Rachel Weisz in My Cousin Rachel

Weisz loves the way the story pushes and pulls the audience. "The process of the whole film will be trying to work out who to trust and who not to trust," she says. "People will think different things of Rachel. The story is equally weighted in both ways. It will divide people, and that's what makes it such an unusual love story, so compelling and haunting. It asks how much you really ever know a person, and can your impressions of someone go completely, devastatingly wrong?"

To play the role, Weisz had to make up her mind about her character's motives. "I decided whether she was good or evil," she admits. "But Roger told me he didn't want to know! So he still doesn't know. But actually what I found with most people that I've spoken to who have seen it, it turns out not to be ambiguous. I've talked to people who think her charm and warmth is a performance and she's not to be trusted. And I've met people who are more in the camp that she's just a woman trying to be independent and free and is a vulnerable victim of gossip and misunderstanding. You can interpret it both ways, which I find delightful."

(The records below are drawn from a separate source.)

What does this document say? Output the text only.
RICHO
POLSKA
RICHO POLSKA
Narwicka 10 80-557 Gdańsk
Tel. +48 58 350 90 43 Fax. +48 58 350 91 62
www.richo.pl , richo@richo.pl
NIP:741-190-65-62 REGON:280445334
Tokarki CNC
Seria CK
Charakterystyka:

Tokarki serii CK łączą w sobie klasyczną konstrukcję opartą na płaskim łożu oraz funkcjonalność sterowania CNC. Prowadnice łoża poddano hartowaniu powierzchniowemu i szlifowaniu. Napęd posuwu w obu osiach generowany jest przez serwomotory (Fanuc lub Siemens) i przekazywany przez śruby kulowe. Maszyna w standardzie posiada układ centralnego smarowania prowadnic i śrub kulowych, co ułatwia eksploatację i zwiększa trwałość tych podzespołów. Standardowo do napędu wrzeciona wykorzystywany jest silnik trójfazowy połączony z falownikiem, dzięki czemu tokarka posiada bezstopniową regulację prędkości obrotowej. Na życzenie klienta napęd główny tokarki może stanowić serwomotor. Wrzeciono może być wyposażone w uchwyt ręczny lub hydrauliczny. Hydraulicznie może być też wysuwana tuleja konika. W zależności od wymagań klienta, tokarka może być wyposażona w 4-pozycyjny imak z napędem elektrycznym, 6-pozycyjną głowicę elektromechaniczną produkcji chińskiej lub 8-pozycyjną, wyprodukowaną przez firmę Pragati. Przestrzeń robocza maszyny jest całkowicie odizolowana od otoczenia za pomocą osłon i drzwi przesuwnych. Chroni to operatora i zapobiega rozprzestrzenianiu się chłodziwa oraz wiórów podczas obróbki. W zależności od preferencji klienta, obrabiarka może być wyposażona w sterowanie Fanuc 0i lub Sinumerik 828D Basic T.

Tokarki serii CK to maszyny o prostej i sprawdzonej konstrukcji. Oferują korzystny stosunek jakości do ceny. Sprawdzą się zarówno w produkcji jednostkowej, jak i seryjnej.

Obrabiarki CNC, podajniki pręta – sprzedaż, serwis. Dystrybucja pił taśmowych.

She particularly enjoyed the exploration of a woman's place in 19th century society. "These rumours are surrounding her because she's different," Weisz explains. "She has different sexual mores from those around her, different views on marriage and being owned. She's independent, and that causes a lot of negative gossip. As it still would, let's face it!"

The Oscar-winning actress has been outspoken about the need for more female filmmakers and more lead roles for women. "It's as if women were some tiny minority," Weisz laughs. "We're half the planet! So it's important that women are the main characters, rather than just stories about a man with some supporting females. But I'm not one for complaining too much, because I don't know how much it helps. I just think that women should do things by example and just get things made and done."